Outstanding warrants: Justice backlog pushed back

As the old adage goes, justice delayed is justice denied.

Outstanding warrants: Justice backlog pushed back

A current application of this is the revelation that there were 115,000 outstanding warrants at the end of last month within the criminal justice system.

Fianna Fáil has made a major play of this, citing the force’s ageing Pulse system and cutbacks in the force as the main culprits for undermining its ability to execute warrants. The party’s justice spokesman, Niall Collins, wants Justice Minister Frances Fitzgerald to establish a Garda taskforce to deal with what he describes as “a growing number of outstanding warrants”. Mr Collins needs reminding that the number of outstanding warrants stood at 117,000 in 2008, when his party was in office, and has oscillated since.

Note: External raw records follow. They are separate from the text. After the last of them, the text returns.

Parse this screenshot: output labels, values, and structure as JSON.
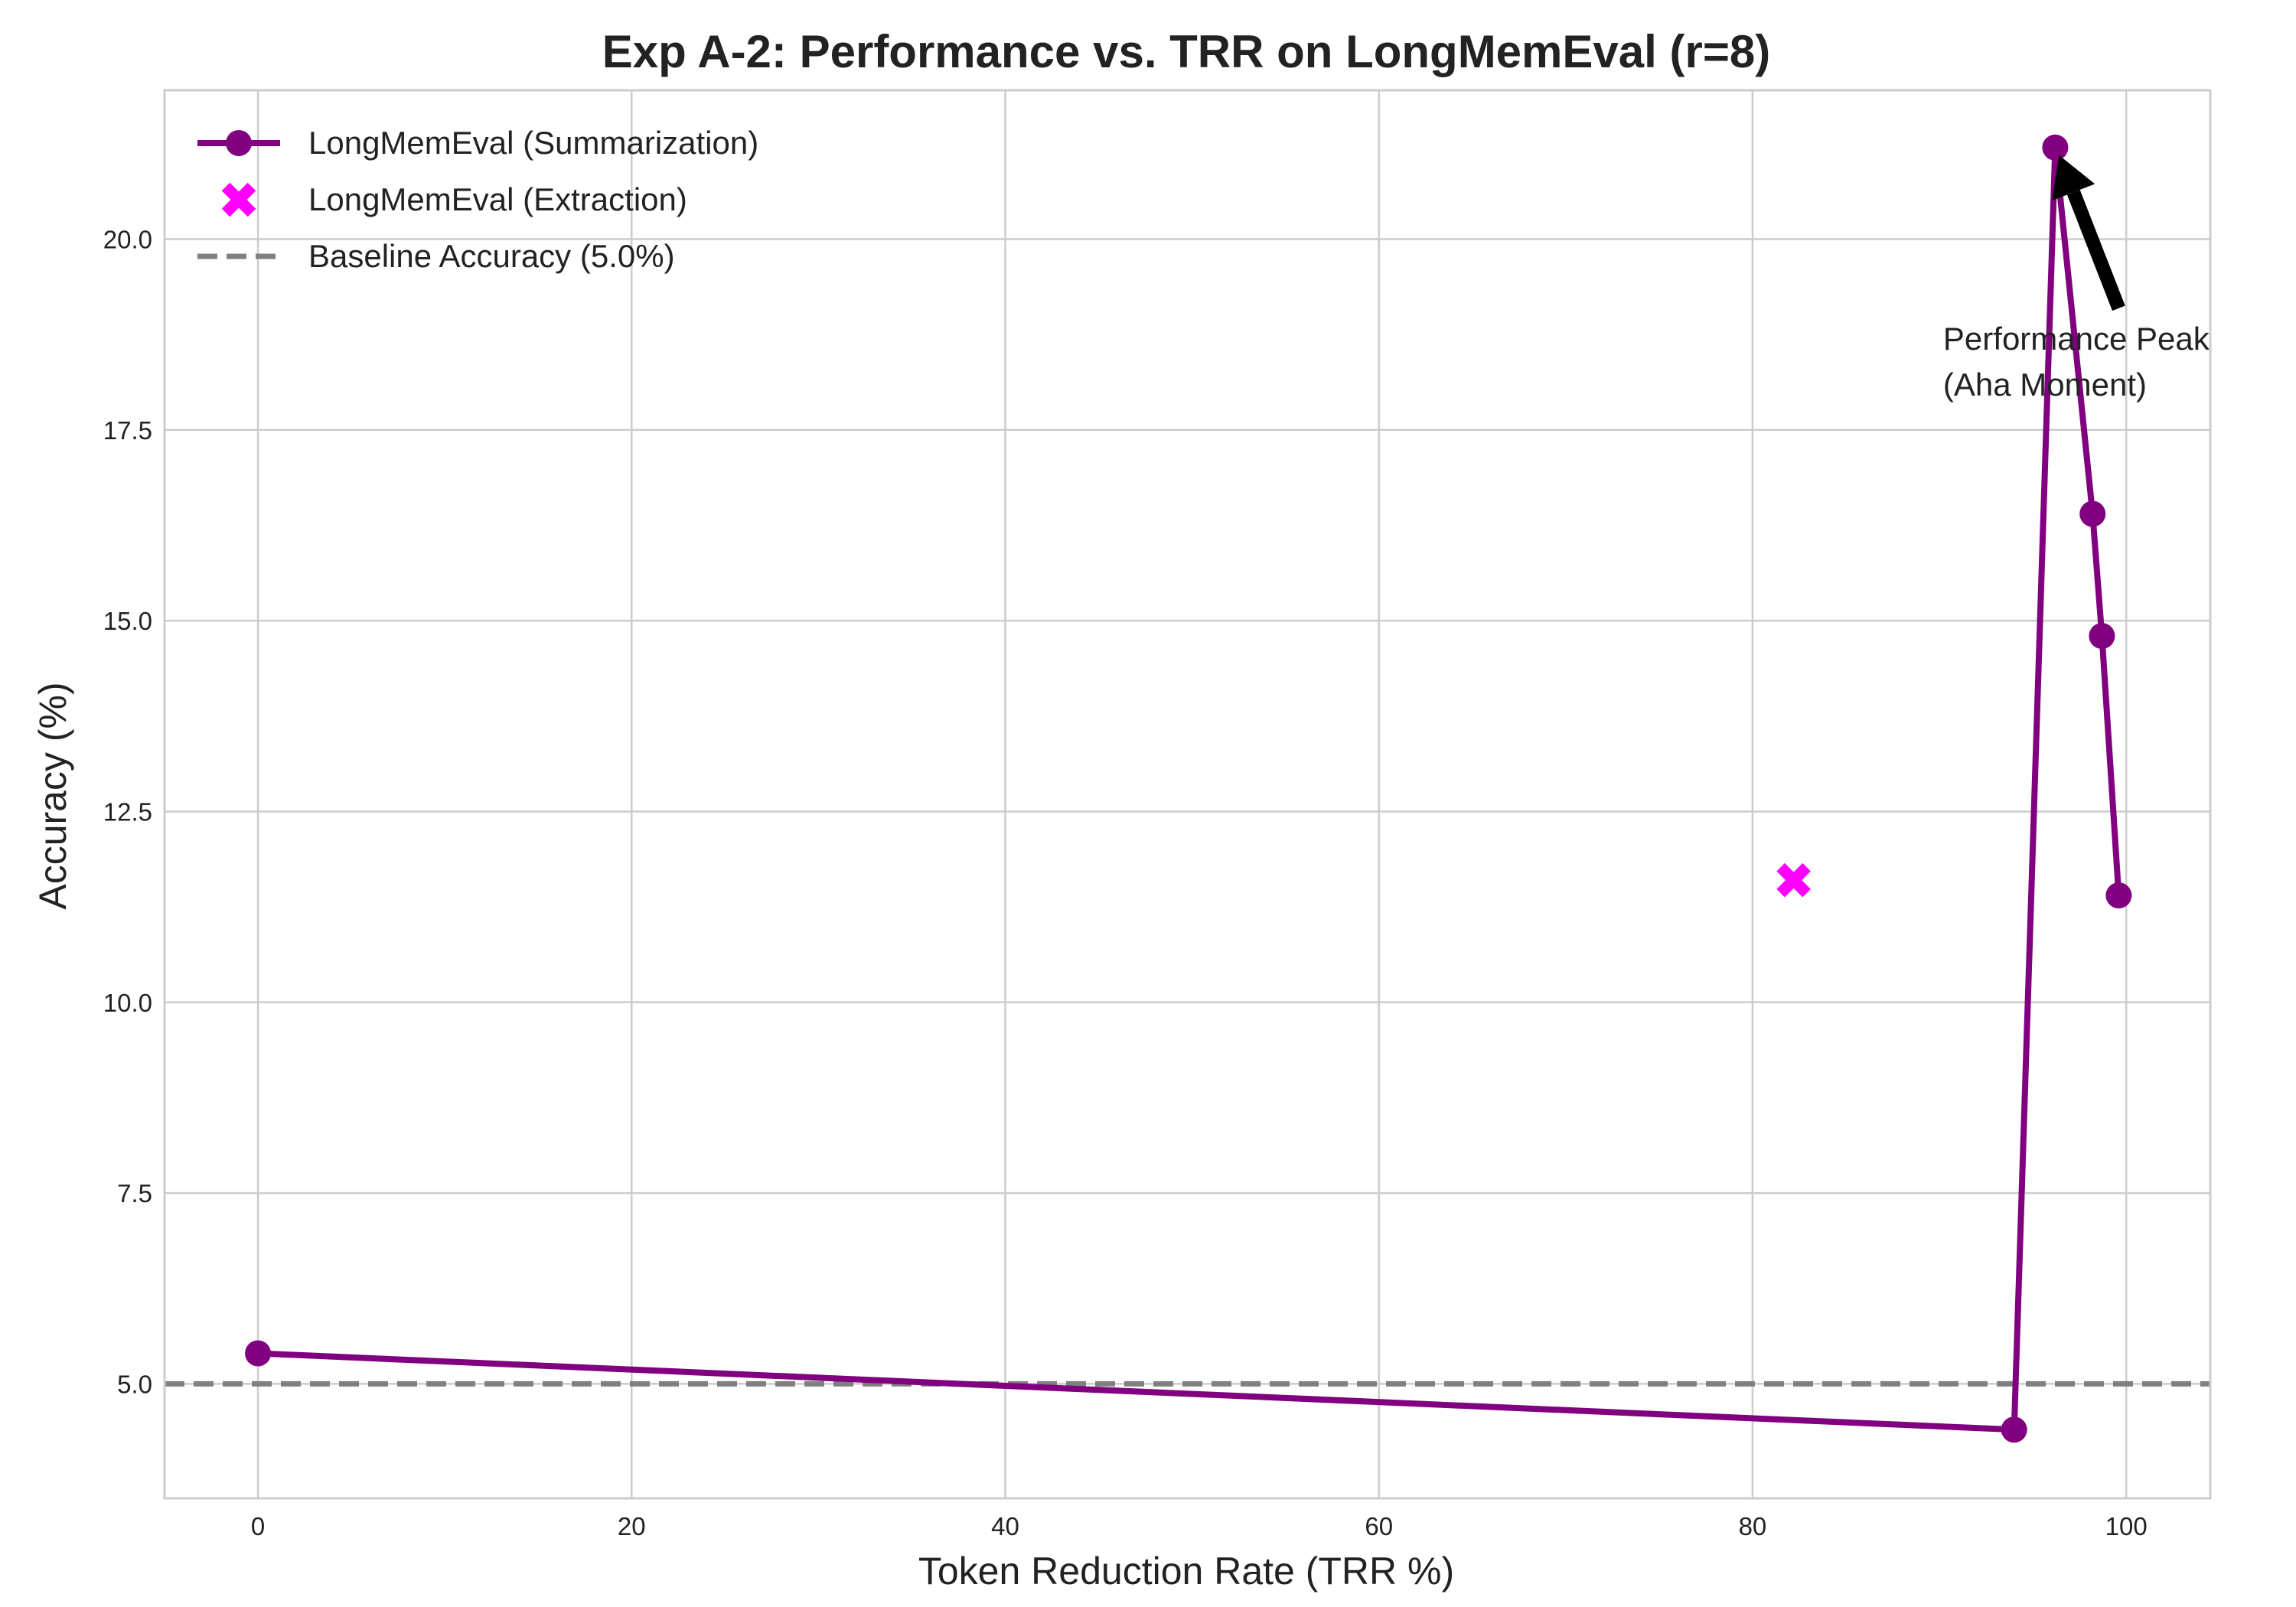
{
  "chart_data": {
    "type": "line",
    "title": "Exp A-2: Performance vs. TRR on LongMemEval (r=8)",
    "xlabel": "Token Reduction Rate (TRR %)",
    "ylabel": "Accuracy (%)",
    "xlim": [
      -5,
      104.5
    ],
    "ylim": [
      3.5,
      21.95
    ],
    "xticks": [
      0,
      20,
      40,
      60,
      80,
      100
    ],
    "xtick_labels": [
      "0",
      "20",
      "40",
      "60",
      "80",
      "100"
    ],
    "yticks": [
      5.0,
      7.5,
      10.0,
      12.5,
      15.0,
      17.5,
      20.0
    ],
    "ytick_labels": [
      "5.0",
      "7.5",
      "10.0",
      "12.5",
      "15.0",
      "17.5",
      "20.0"
    ],
    "grid": true,
    "legend_position": "top-left",
    "series": [
      {
        "name": "LongMemEval (Summarization)",
        "kind": "line-marker",
        "color": "#800080",
        "x": [
          0.0,
          94.0,
          96.2,
          98.2,
          98.7,
          99.6
        ],
        "y": [
          5.4,
          4.4,
          21.2,
          16.4,
          14.8,
          11.4
        ]
      },
      {
        "name": "LongMemEval (Extraction)",
        "kind": "scatter-x",
        "color": "#ff00ff",
        "x": [
          82.2
        ],
        "y": [
          11.6
        ]
      },
      {
        "name": "Baseline Accuracy (5.0%)",
        "kind": "hline",
        "color": "#808080",
        "y": 5.0
      }
    ],
    "annotations": [
      {
        "text_lines": [
          "Performance Peak",
          "(Aha Moment)"
        ],
        "point_x": 96.2,
        "point_y": 21.2,
        "text_x": 90.2,
        "text_y": 18.55
      }
    ]
  }
}
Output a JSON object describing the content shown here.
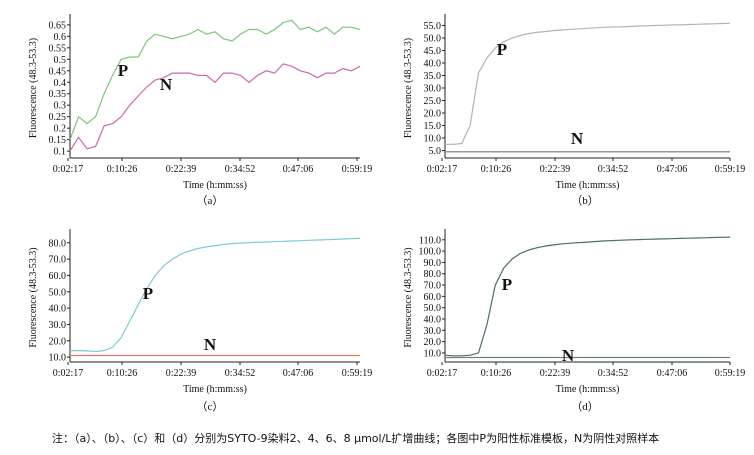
{
  "chart_data": [
    {
      "panel": "（a）",
      "type": "line",
      "ylabel": "Fluorescence (48.3-53.3)",
      "xlabel": "Time (h:mm:ss)",
      "x_ticks": [
        "0:02:17",
        "0:10:26",
        "0:22:39",
        "0:34:52",
        "0:47:06",
        "0:59:19"
      ],
      "y_ticks": [
        0.1,
        0.15,
        0.2,
        0.25,
        0.3,
        0.35,
        0.4,
        0.45,
        0.5,
        0.55,
        0.6,
        0.65
      ],
      "ylim": [
        0.07,
        0.68
      ],
      "series": [
        {
          "name": "P",
          "color": "#7cc576",
          "y": [
            0.15,
            0.25,
            0.22,
            0.25,
            0.35,
            0.43,
            0.5,
            0.51,
            0.51,
            0.58,
            0.61,
            0.6,
            0.59,
            0.6,
            0.61,
            0.63,
            0.61,
            0.62,
            0.59,
            0.58,
            0.61,
            0.63,
            0.63,
            0.61,
            0.63,
            0.66,
            0.67,
            0.63,
            0.64,
            0.62,
            0.64,
            0.61,
            0.64,
            0.64,
            0.63
          ]
        },
        {
          "name": "N",
          "color": "#c86ba8",
          "y": [
            0.1,
            0.16,
            0.11,
            0.12,
            0.21,
            0.22,
            0.25,
            0.3,
            0.34,
            0.38,
            0.41,
            0.42,
            0.44,
            0.44,
            0.44,
            0.43,
            0.43,
            0.4,
            0.44,
            0.44,
            0.43,
            0.4,
            0.43,
            0.45,
            0.44,
            0.48,
            0.47,
            0.45,
            0.44,
            0.42,
            0.44,
            0.44,
            0.46,
            0.45,
            0.47
          ]
        }
      ]
    },
    {
      "panel": "（b）",
      "type": "line",
      "ylabel": "Fluorescence (48.3-53.3)",
      "xlabel": "Time (h:mm:ss)",
      "x_ticks": [
        "0:02:17",
        "0:10:26",
        "0:22:39",
        "0:34:52",
        "0:47:06",
        "0:59:19"
      ],
      "y_ticks": [
        5.0,
        10.0,
        15.0,
        20.0,
        25.0,
        30.0,
        35.0,
        40.0,
        45.0,
        50.0,
        55.0
      ],
      "ylim": [
        2,
        58
      ],
      "series": [
        {
          "name": "P",
          "color": "#b4b4b4",
          "y": [
            7.5,
            7.5,
            7.8,
            15,
            36,
            42,
            46,
            48.5,
            50,
            51,
            51.8,
            52.3,
            52.6,
            53,
            53.2,
            53.5,
            53.7,
            53.9,
            54.1,
            54.3,
            54.4,
            54.5,
            54.6,
            54.8,
            54.9,
            55,
            55.1,
            55.2,
            55.3,
            55.4,
            55.5,
            55.6,
            55.7,
            55.8,
            55.9
          ]
        },
        {
          "name": "N",
          "color": "#6e7c6e",
          "y": [
            4.5,
            4.5,
            4.5,
            4.5,
            4.5,
            4.5,
            4.5,
            4.5,
            4.5,
            4.5,
            4.5,
            4.5,
            4.5,
            4.5,
            4.5,
            4.5,
            4.5,
            4.5,
            4.5,
            4.5,
            4.5,
            4.5,
            4.5,
            4.5,
            4.5,
            4.5,
            4.5,
            4.5,
            4.5,
            4.5,
            4.5,
            4.5,
            4.5,
            4.5,
            4.5
          ]
        }
      ]
    },
    {
      "panel": "（c）",
      "type": "line",
      "ylabel": "Fluorescence (48.3-53.3)",
      "xlabel": "Time (h:mm:ss)",
      "x_ticks": [
        "0:02:17",
        "0:10:26",
        "0:22:39",
        "0:34:52",
        "0:47:06",
        "0:59:19"
      ],
      "y_ticks": [
        10.0,
        20.0,
        30.0,
        40.0,
        50.0,
        60.0,
        70.0,
        80.0
      ],
      "ylim": [
        7,
        86
      ],
      "series": [
        {
          "name": "P",
          "color": "#7ecbd2",
          "y": [
            14,
            14,
            13.8,
            13.5,
            14,
            16,
            22,
            32,
            42,
            52,
            60,
            66,
            70,
            73,
            75,
            76.5,
            77.5,
            78.3,
            79,
            79.5,
            79.8,
            80.1,
            80.3,
            80.5,
            80.7,
            80.9,
            81.1,
            81.3,
            81.5,
            81.7,
            81.9,
            82.1,
            82.3,
            82.5,
            82.7
          ]
        },
        {
          "name": "N",
          "color": "#e07b67",
          "y": [
            11,
            11,
            11,
            11,
            11,
            11,
            11,
            11,
            11,
            11,
            11,
            11,
            11,
            11,
            11,
            11,
            11,
            11,
            11,
            11,
            11,
            11,
            11,
            11,
            11,
            11,
            11,
            11,
            11,
            11,
            11,
            11,
            11,
            11,
            11
          ]
        }
      ]
    },
    {
      "panel": "（d）",
      "type": "line",
      "ylabel": "Fluorescence (48.3-53.3)",
      "xlabel": "Time (h:mm:ss)",
      "x_ticks": [
        "0:02:17",
        "0:10:26",
        "0:22:39",
        "0:34:52",
        "0:47:06",
        "0:59:19"
      ],
      "y_ticks": [
        10.0,
        20.0,
        30.0,
        40.0,
        50.0,
        60.0,
        70.0,
        80.0,
        90.0,
        100.0,
        110.0
      ],
      "ylim": [
        2,
        116
      ],
      "series": [
        {
          "name": "P",
          "color": "#4c7066",
          "y": [
            8,
            7.5,
            7.5,
            8,
            10,
            35,
            70,
            85,
            93,
            98,
            101,
            103,
            104.5,
            105.5,
            106.5,
            107,
            107.5,
            108,
            108.5,
            109,
            109.3,
            109.6,
            109.9,
            110.2,
            110.4,
            110.6,
            110.8,
            111,
            111.2,
            111.4,
            111.6,
            111.8,
            112,
            112.2,
            112.4
          ]
        },
        {
          "name": "N",
          "color": "#6e8478",
          "y": [
            6,
            6,
            6,
            6,
            6,
            6,
            6,
            6,
            6,
            6,
            6,
            6,
            6,
            6,
            6,
            6,
            6,
            6,
            6,
            6,
            6,
            6,
            6,
            6,
            6,
            6,
            6,
            6,
            6,
            6,
            6,
            6,
            6,
            6,
            6
          ]
        }
      ]
    }
  ],
  "caption": "注：（a）、（b）、（c）和（d）分别为SYTO-9染料2、4、6、8 μmol/L扩增曲线；各图中P为阳性标准模板，N为阴性对照样本"
}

A recent Garda Inspectorate report shows that, among the total number of outstanding warrants, a sizeable number were generated as a result of non-payment of fines.

One of the Government’s solutions for this is the Fines (Payment and Recovery) Act 2014, which is designed to effectively eliminate jail time for fine defaulters and allow judges to order the deduction at source from a person’s wages.

The trouble is that such a neat fix for two problems — number of warrants and an overcrowded prison system — could result in a garda backlog being replaced by a judicial one, as judges are unlikely to simply rubber-stamp applications for wage-deduction orders.